Still not working...
推荐答案
您需要 1.使用设置创建索引
PUT joinword
{
"settings": {
"analysis": {
"filter": {
"word_joiner": {
"type": "shingle",
"output_unigrams": "true",
"token_separator": ""
}
},
"analyzer": {
"word_join_analyzer": {
"type": "custom",
"tokenizer": "standard",
"filter": [
"lowercase",
"word_joiner"
]
}
}
}
}
}
2.检查分析仪是否按预期工作
GET joinword/_analyze?pretty
{
"analyzer": "word_join_analyzer",
"text": "ONE TWO"
}
输出:
{
"tokens" : [ {
"token" : "one",
"start_offset" : 0,
"end_offset" : 3,
"type" : "<ALPHANUM>",
"position" : 0
}, {
"token" : "onetwo",
"start_offset" : 0,
"end_offset" : 7,
"type" : "shingle",
"position" : 0
}, {
"token" : "two",
"start_offset" : 4,
"end_offset" : 7,
"type" : "<ALPHANUM>",
"position" : 1
} ]
}
因此,现在您可以按 one
, two
或 onetwo
查找该文档.搜索将不区分大小写.
So now you can find this document by one
, two
or onetwo
. A search will be case insensitive.
完整项目可在GitHub上获得.
实体:
@Document(indexName = "document", type = "document", createIndex = false)
@Setting(settingPath = "elasticsearch/document_index_settings.json")
public class DocumentES {
@Id()
private String id;
@Field(type = String, analyzer = "word_join_analyzer")
private String title;
public DocumentES() {
}
public DocumentES(java.lang.String title) {
this.title = title;
}
public java.lang.String getId() {
return id;
}
public void setId(java.lang.String id) {
this.id = id;
}
public String getTitle() {
return title;
}
public void setTitle(String title) {
this.title = title;
}
@Override
public java.lang.String toString() {
return "DocumentES{" +
"id='" + id + '\'' +
", title='" + title + '\'' +
'}';
}
}
主要
@SpringBootApplication
@EnableConfigurationProperties(value = {ElasticsearchProperties.class})

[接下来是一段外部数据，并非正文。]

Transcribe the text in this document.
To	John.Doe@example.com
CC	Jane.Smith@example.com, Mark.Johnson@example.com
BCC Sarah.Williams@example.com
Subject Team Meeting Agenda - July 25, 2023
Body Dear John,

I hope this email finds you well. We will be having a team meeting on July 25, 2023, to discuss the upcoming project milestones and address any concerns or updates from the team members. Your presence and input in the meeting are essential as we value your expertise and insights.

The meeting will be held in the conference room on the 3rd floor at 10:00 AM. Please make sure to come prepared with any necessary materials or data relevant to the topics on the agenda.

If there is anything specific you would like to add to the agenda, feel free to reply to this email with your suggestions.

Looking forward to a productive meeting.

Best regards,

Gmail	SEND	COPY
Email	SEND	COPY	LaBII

public class Application implements CommandLineRunner {
@Autowired
ElasticsearchTemplate elasticsearchTemplate;
public static void main(String[] args) {
SpringApplication.run(Application.class);
}
@Override
public void run(String... args) throws Exception {
elasticsearchTemplate.createIndex(DocumentES.class);
elasticsearchTemplate.putMapping(DocumentES.class);
elasticsearchTemplate.index(new IndexQueryBuilder()
.withIndexName("document")
.withType("document")
.withObject(new DocumentES("ONE TWO")).build()
);
Thread.sleep(2000);
NativeSearchQuery query = new NativeSearchQueryBuilder()
.withIndices("document")
.withTypes("document")
.withQuery(matchQuery("title", "ONEtWO"))
.build();
List<DocumentES> result = elasticsearchTemplate.queryForList(query, DocumentES.class);
result.forEach (System.out::println);
}
}
这篇关于忽略Elasticsearch中的空格的文章就介绍到这了,希望我们推荐的答案对大家有所帮助,也希望大家多多支持IT屋!